Industry output falls sharply in March

The large-scale manufacturing (LSM) output during the month of March contracted by 22.95 per cent on a year-on-year basis due to closure of industries amid lockdown. The data released by the Pakistan Bureau of Statistics (PBS) showed the impact of global economic slowdown on the local manufacturers in the month of March, which saw a partial lockdown in provinces. The impact of complete lockdown in April will be much higher when the PBS releases data next month. On a month-on-month basis, the LSM fell by 21.99pc during March compared to February. The impact of Covid-19 on LSM in February was marginal as it fell by 1.15pc on a year-on-year basis and 0.91pc on a month-on-month basis. Similarly, during July-March FY20, the LSM shrank by 5.4pc from a year ago. The government has partially lifted the lockdown and allowed export-oriented industries to resume operations to fulfill international orders. Similarly, industries catering to domestic needs are also resuming operations. The LSM constitutes 80pc of the country’s total manufacturing and accounts for nearly 10.7pc of the national output. In comparison, small-scale makes up for just 1.8pc of GDP and 13.7pc of the secondary sector.

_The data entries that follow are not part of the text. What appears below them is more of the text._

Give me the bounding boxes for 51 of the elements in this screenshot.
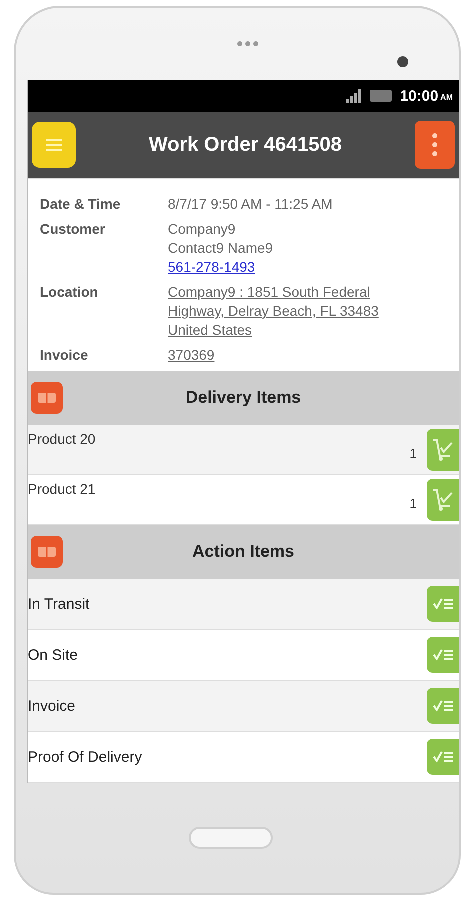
- more-options-icon: [432, 133, 438, 157]
- cart-check-icon: [432, 438, 454, 462]
- product-name: Product 21: [28, 480, 97, 497]
- cart-check-icon: [432, 488, 454, 512]
- checklist-button[interactable]: [427, 688, 459, 724]
- detail-label: Customer: [40, 220, 106, 239]
- action-name: On Site: [28, 646, 80, 664]
- action-name: Invoice: [28, 698, 77, 714]
- more-options-button[interactable]: [415, 121, 455, 169]
- detail-link[interactable]: Company9 : 1851 South Federal: [168, 283, 370, 302]
- phone-link[interactable]: 561-278-1493: [168, 258, 256, 277]
- action-row[interactable]: Invoice: [28, 681, 459, 732]
- section-title: Action Items: [191, 542, 296, 562]
- menu-button[interactable]: [32, 122, 76, 168]
- action-name: Proof Of Delivery: [28, 748, 144, 766]
- signal-icon: [346, 89, 362, 103]
- home-button[interactable]: [189, 827, 273, 849]
- checklist-icon: [433, 699, 453, 713]
- clock-time: 10:00: [400, 88, 439, 104]
- card-icon: [31, 382, 63, 414]
- checklist-icon: [433, 597, 453, 611]
- camera-icon: [397, 56, 409, 68]
- checklist-icon: [433, 648, 453, 662]
- card-icon: [31, 536, 63, 568]
- detail-link[interactable]: Highway, Delray Beach, FL 33483: [168, 302, 379, 321]
- speaker-icon: [237, 41, 259, 47]
- cart-check-button[interactable]: [427, 429, 459, 471]
- detail-label: Date & Time: [40, 195, 122, 214]
- menu-icon: [46, 138, 62, 152]
- detail-link[interactable]: United States: [168, 321, 252, 340]
- section-title: Delivery Items: [184, 388, 302, 408]
- cart-check-button[interactable]: [427, 479, 459, 521]
- checklist-button[interactable]: [427, 739, 459, 775]
- screen-title: Work Order 4641508: [148, 134, 344, 156]
- detail-link[interactable]: 370369: [168, 346, 215, 365]
- detail-value: 8/7/17 9:50 AM - 11:25 AM: [168, 195, 333, 214]
- action-row[interactable]: In Transit: [28, 579, 459, 630]
- action-name: In Transit: [28, 596, 91, 612]
- product-quantity: 1: [410, 496, 417, 511]
- clock-meridiem: AM: [440, 92, 453, 102]
- checklist-button[interactable]: [427, 586, 459, 622]
- product-name: Product 20: [28, 430, 97, 447]
- detail-value: Company9: [168, 220, 236, 239]
- product-quantity: 1: [410, 446, 417, 461]
- checklist-button[interactable]: [427, 637, 459, 673]
- product-row[interactable]: Product 20 1: [28, 425, 459, 475]
- battery-icon: [370, 90, 392, 102]
- detail-value: Contact9 Name9: [168, 239, 274, 258]
- checklist-icon: [433, 750, 453, 764]
- detail-label: Invoice: [40, 346, 90, 365]
- detail-label: Location: [40, 283, 100, 302]
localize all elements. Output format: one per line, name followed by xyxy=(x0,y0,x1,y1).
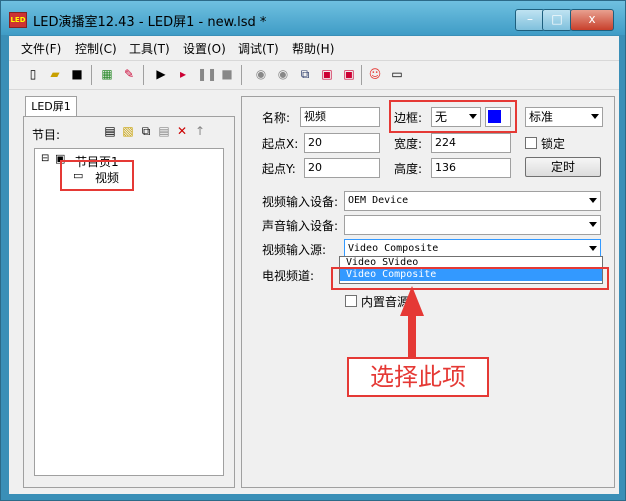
tv-channel-label: 电视频道: xyxy=(262,269,315,283)
open-folder-icon[interactable]: ▰ xyxy=(47,66,63,82)
add-page-icon[interactable]: ▤ xyxy=(102,123,118,139)
tab-led-screen1[interactable]: LED屏1 xyxy=(25,96,77,117)
paste-icon[interactable]: ▤ xyxy=(156,123,172,139)
y-label: 起点Y: xyxy=(262,162,296,176)
display-gray-icon[interactable]: ▣ xyxy=(341,66,357,82)
move-up-icon[interactable]: ↑ xyxy=(192,123,208,139)
y-field[interactable]: 20 xyxy=(304,158,380,178)
minimize-button[interactable]: – xyxy=(515,9,545,31)
audio-device-select[interactable] xyxy=(344,215,601,235)
highlight-option xyxy=(331,267,609,290)
screen1-icon[interactable]: ◉ xyxy=(253,66,269,82)
toolbar: ▯ ▰ ■ ▦ ✎ ▶ ▸ ❚❚ ■ ◉ ◉ ⧉ ▣ ▣ ☺ ▭ xyxy=(9,60,619,90)
name-label: 名称: xyxy=(262,111,291,125)
menu-tools[interactable]: 工具(T) xyxy=(129,40,170,57)
grid-icon[interactable]: ▦ xyxy=(99,66,115,82)
style-value: 标准 xyxy=(529,110,554,124)
x-label: 起点X: xyxy=(262,137,299,151)
chevron-down-icon xyxy=(589,246,597,251)
copy-icon[interactable]: ⧉ xyxy=(138,123,154,139)
video-device-label: 视频输入设备: xyxy=(262,195,339,209)
arrow-annotation xyxy=(400,286,424,360)
video-device-value: OEM Device xyxy=(348,195,409,206)
program-label: 节目: xyxy=(32,128,61,142)
internal-audio-checkbox[interactable] xyxy=(345,295,357,307)
stop-icon[interactable]: ■ xyxy=(219,66,235,82)
toolbar-separator xyxy=(361,65,362,85)
x-field[interactable]: 20 xyxy=(304,133,380,153)
delete-icon[interactable]: ✕ xyxy=(174,123,190,139)
close-button[interactable]: x xyxy=(570,9,614,31)
audio-device-label: 声音输入设备: xyxy=(262,219,339,233)
lock-checkbox[interactable] xyxy=(525,137,537,149)
menu-debug[interactable]: 调试(T) xyxy=(238,40,279,57)
menu-help[interactable]: 帮助(H) xyxy=(292,40,334,57)
lock-label: 锁定 xyxy=(541,137,566,151)
chevron-down-icon xyxy=(589,222,597,227)
chevron-down-icon xyxy=(591,114,599,119)
app-icon: LED xyxy=(9,12,27,28)
window-title: LED演播室12.43 - LED屏1 - new.lsd * xyxy=(33,15,267,30)
client-area: 文件(F) 控制(C) 工具(T) 设置(O) 调试(T) 帮助(H) ▯ ▰ … xyxy=(9,36,619,494)
title-bar: LED LED演播室12.43 - LED屏1 - new.lsd * – □ … xyxy=(1,1,625,35)
toolbar-separator xyxy=(91,65,92,85)
style-select[interactable]: 标准 xyxy=(525,107,603,127)
monitor-icon[interactable]: ▭ xyxy=(389,66,405,82)
timer-button[interactable]: 定时 xyxy=(525,157,601,177)
collapse-icon[interactable]: ⊟ xyxy=(41,153,49,164)
display-red-icon[interactable]: ▣ xyxy=(319,66,335,82)
maximize-button[interactable]: □ xyxy=(542,9,572,31)
toolbar-separator xyxy=(143,65,144,85)
pause-icon[interactable]: ❚❚ xyxy=(197,66,217,82)
annotation-callout: 选择此项 xyxy=(347,357,489,397)
play-icon[interactable]: ▶ xyxy=(153,66,169,82)
smiley-icon[interactable]: ☺ xyxy=(367,66,383,82)
video-source-label: 视频输入源: xyxy=(262,243,327,257)
video-device-select[interactable]: OEM Device xyxy=(344,191,601,211)
network-icon[interactable]: ⧉ xyxy=(297,66,313,82)
highlight-border xyxy=(389,100,517,133)
height-field[interactable]: 136 xyxy=(431,158,511,178)
edit-icon[interactable]: ✎ xyxy=(121,66,137,82)
add-item-icon[interactable]: ▧ xyxy=(120,123,136,139)
chevron-down-icon xyxy=(589,198,597,203)
new-file-icon[interactable]: ▯ xyxy=(25,66,41,82)
highlight-video-item xyxy=(60,160,134,191)
app-window: LED LED演播室12.43 - LED屏1 - new.lsd * – □ … xyxy=(0,0,626,501)
menu-bar: 文件(F) 控制(C) 工具(T) 设置(O) 调试(T) 帮助(H) xyxy=(9,36,619,58)
menu-settings[interactable]: 设置(O) xyxy=(183,40,226,57)
menu-control[interactable]: 控制(C) xyxy=(75,40,117,57)
width-field[interactable]: 224 xyxy=(431,133,511,153)
height-label: 高度: xyxy=(394,162,423,176)
program-tree: ⊟ ▣ 节目页1 ▭ 视频 xyxy=(34,148,224,476)
save-icon[interactable]: ■ xyxy=(69,66,85,82)
toolbar-separator xyxy=(241,65,242,85)
name-field[interactable]: 视频 xyxy=(300,107,380,127)
video-source-value: Video Composite xyxy=(348,243,439,254)
width-label: 宽度: xyxy=(394,137,423,151)
screen2-icon[interactable]: ◉ xyxy=(275,66,291,82)
menu-file[interactable]: 文件(F) xyxy=(21,40,61,57)
step-play-icon[interactable]: ▸ xyxy=(175,66,191,82)
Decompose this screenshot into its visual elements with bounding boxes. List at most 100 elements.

Textile exports plunge to 17-year low

Pakistan’s textile and clothing exports declined by 64.5 per cent in April to $403.834 million year-on-year — the lowest level in almost 17 years — due to order cancellations and shipment delays amid pandemic-led global lockdowns, showed data released by the Pakistan Bureau of Statistics (PBS) on May 13. A significant decline was seen in trade shipments since Mar 15 — the date since coronavirus cases spiked in major export destinations especially in Europe and North America. Moreover, exports through the land routes were almost non-existent during the month as Iran, Afghanistan and Pakistan shut down their respective borders to contain the pandemic. Exports were expected to fall during the month of April as only a few buyers were honouring their import commitments with local manufacturers. It was only in February when the textile and clothing exports jumped nearly 17pc on a year-on-year basis. This growth was reported after a long time as the past few years had been marred by single-digit increases.

Zero car sales in April

Barring tractors, April proved to be one of the worst months for the entire auto sector as car production and sales were reduced to zero. The overall car production and sales during 10MFY20 plunged by 52 per cent year-on-year each to 88,628 and 86,330 units. Meanwhile, there was no production of heavy vehicles (trucks and buses) in April but data from the Pakistan Automotive Manufacturers Association (Pama) mentioned negligible sales of some assemblers. Some manufacturers also posted marginal sales in light commercial vehicles, pickups and jeeps during April despite nil production. In the two/three-wheeler segment, only one manufacturer registered sales of 2,783 units during the month even though there was no production. All other manufacturers neither assembled nor sold any units. An official from Pama said that “I have never witnessed zero production and sales in auto history for an entire month and the situation looks the same for May, which is alarming for the auto sector.” The government had suspended production and trading activities under lockdown from the third week of March to contain coronavirus. Output and sales of the auto are still discontinued in May while other sectors have started opening up after the introduction of standard operating procedures (SoPs) and safety measures.